I do have a job...mentioned in my last Orlando thread. I work at McDonald's on weekends.
Who said anything about not going to college? Where did you get that from anyway? I mentioned college in this thread. Believe me, I briefly considered not going, but I think it was pretty clear I did decide I am going. So take that "no higher education" and forget about it - I'm going.
I know I've decided. That was the point of the thread?

I never said "Tell me if I should go". I said give me some advice and things I need to figure out before I do go.

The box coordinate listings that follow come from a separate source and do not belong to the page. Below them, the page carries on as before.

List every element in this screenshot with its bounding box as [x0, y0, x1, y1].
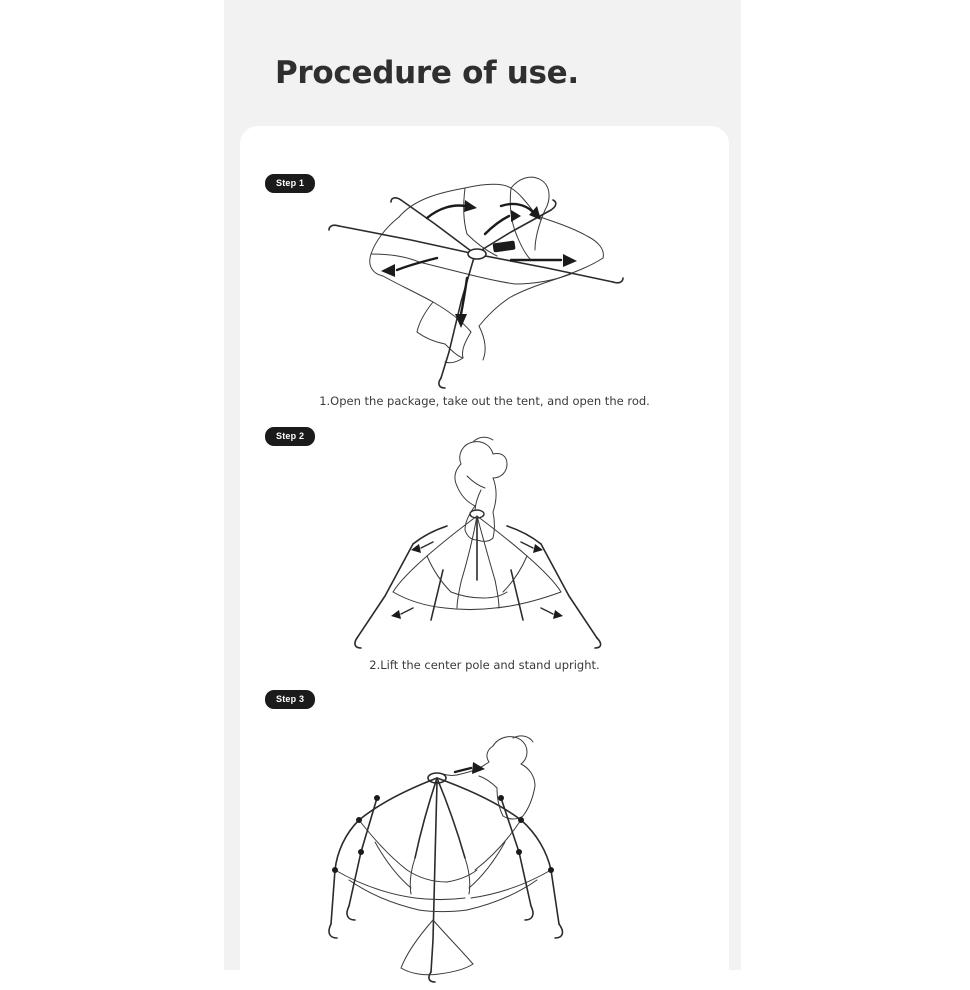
step-1 — [240, 126, 729, 426]
page-title: Procedure of use. — [275, 55, 579, 91]
step-3-illustration — [315, 720, 655, 990]
person-lifting-center-pole-diagram — [315, 420, 655, 660]
step-3 — [240, 686, 729, 986]
person-standing-tent-upright-diagram — [315, 720, 655, 990]
step-3-badge: Step 3 — [265, 690, 315, 709]
steps-card — [240, 126, 729, 986]
step-1-badge: Step 1 — [265, 174, 315, 193]
step-2 — [240, 422, 729, 690]
tent-flat-open-rods-diagram — [315, 162, 655, 392]
step-2-illustration — [315, 420, 655, 660]
step-2-badge: Step 2 — [265, 427, 315, 446]
step-1-caption: 1.Open the package, take out the tent, and open the rod. — [319, 394, 650, 408]
step-2-caption: 2.Lift the center pole and stand upright. — [369, 658, 600, 672]
step-1-illustration — [315, 162, 655, 392]
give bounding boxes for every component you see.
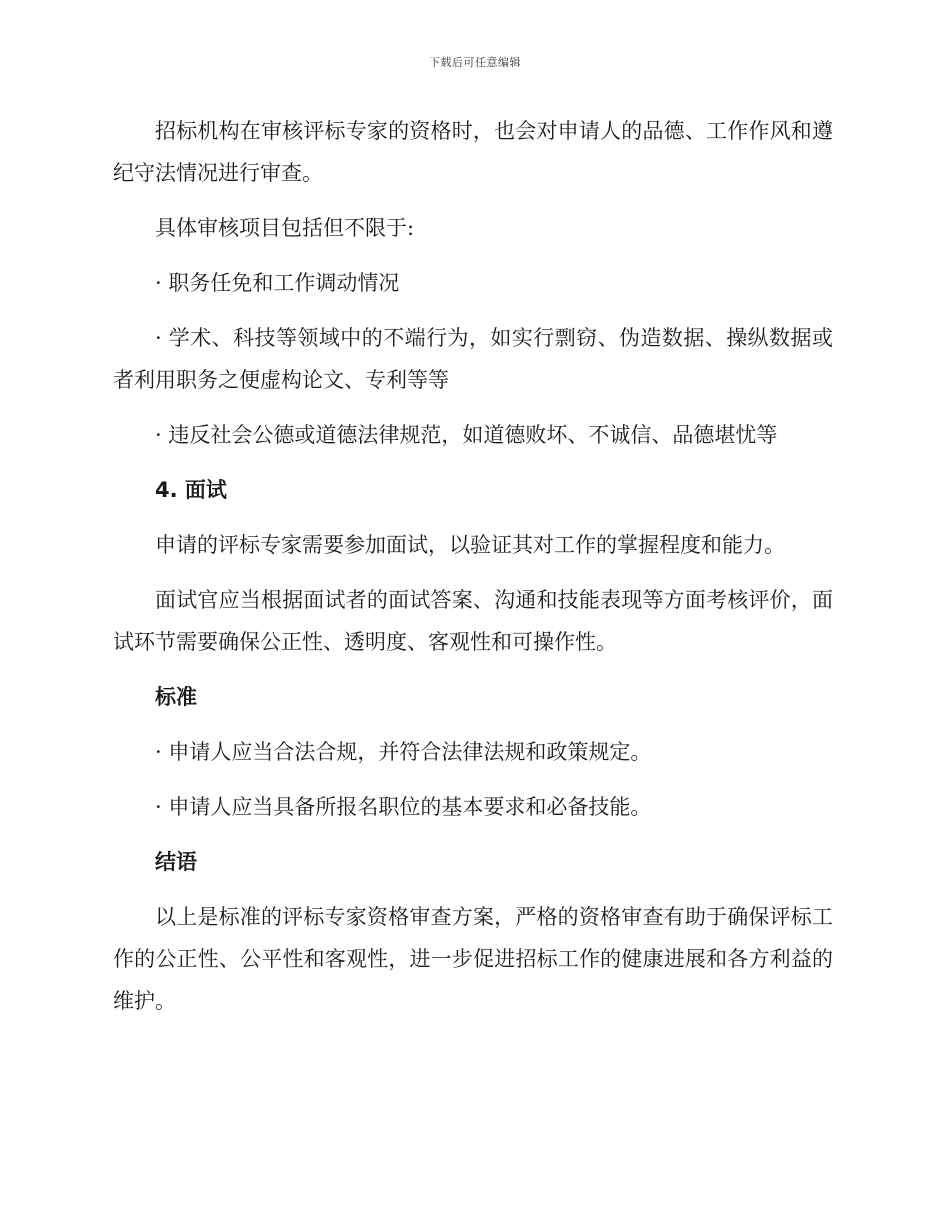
bullet-legal-compliance: · 申请人应当合法合规，并符合法律法规和政策规定。 <box>155 740 652 764</box>
bullet-job-appointment: · 职务任免和工作调动情况 <box>155 271 400 295</box>
paragraph-review-conduct: 招标机构在审核评标专家的资格时，也会对申请人的品德、工作作风和遵纪守法情况进行审查。 <box>113 119 833 185</box>
page-header: 下载后可任意编辑 <box>429 56 521 69</box>
paragraph-interview-purpose: 申请的评标专家需要参加面试，以验证其对工作的掌握程度和能力。 <box>155 533 785 557</box>
paragraph-review-items-intro: 具体审核项目包括但不限于: <box>155 216 415 240</box>
heading-conclusion: 结语 <box>155 850 197 874</box>
paragraph-conclusion: 以上是标准的评标专家资格审查方案，严格的资格审查有助于确保评标工作的公正性、公平性和客观性，进一步促进招标工作的健康进展和各方利益的维护。 <box>113 905 833 1013</box>
paragraph-interview-evaluation: 面试官应当根据面试者的面试答案、沟通和技能表现等方面考核评价，面试环节需要确保公正性、透明度、客观性和可操作性。 <box>113 588 833 654</box>
document-body <box>113 110 833 1035</box>
bullet-academic-misconduct: · 学术、科技等领域中的不端行为，如实行剽窃、伪造数据、操纵数据或者利用职务之便虚构论文、专利等等 <box>113 326 833 392</box>
heading-standards: 标准 <box>155 685 197 709</box>
heading-interview: 4. 面试 <box>155 478 227 502</box>
bullet-social-ethics: · 违反社会公德或道德法律规范，如道德败坏、不诚信、品德堪忧等 <box>155 423 778 447</box>
bullet-basic-requirements: · 申请人应当具备所报名职位的基本要求和必备技能。 <box>155 795 652 819</box>
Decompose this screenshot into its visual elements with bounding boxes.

Nobody told me. The statistics told me. Florida is NOT one of the most expensive states to live in. Period. Look at the stats. I realize it's getting more so, but I will stand by the fact that even if I chose Alaska, it's gonna be hard either way! I know the wages are low - I fricking know that. I'm not stupid. Not nearly as much as you think. I ask people honest questions, and they flip out.
When did I say anyone was wrong? All I did was ask more questions (more specific ones) or provide an argument to their statements.
Could you guys do me a favor? Treat me like you treat most people on here. Be nicer. I'm not having a cavalier attitude. I wanted to spread my happiness about moving to Florida and get some advice.
BTW, don't think of my family as cushy or luxurious. We're not rich or anything near it. My mom makes $39k. My dad lives in a 1 bedroom apartment up the road. Nobody said I'm rich. i just said I'm allowed to come home. It's not cushy or luxurious, it's just them being nice.
So please guys, cut me some slack. I wanted advice, not being called cavalier and stuff. I'm a sensitive person, please chill.
And lastly - It's the same difference no matter what state I pick. So don't harp on me about florida being expensive. Most of the other states I'd choose are MORE expensive.
But Tracy, WHEN DID I SAY "I expect a high paying job! I expect a sweet apartment with no college!?" You're putting words in my mouth. I didn't say that. Or anything close to it! And also, yeah, my "mommy and daddy" aren't even TOGETHER. So that was really insulting. I know you don't know they aren't, but it really made me feel disgusting. I'm not a snot. I was just saying my mom would let me come home. God.
Not to put on a sob story, but you guys are mostly hurting my feelings and not helping me, which is making me not listen to your advice. It's good advice. Just don't be so harsh!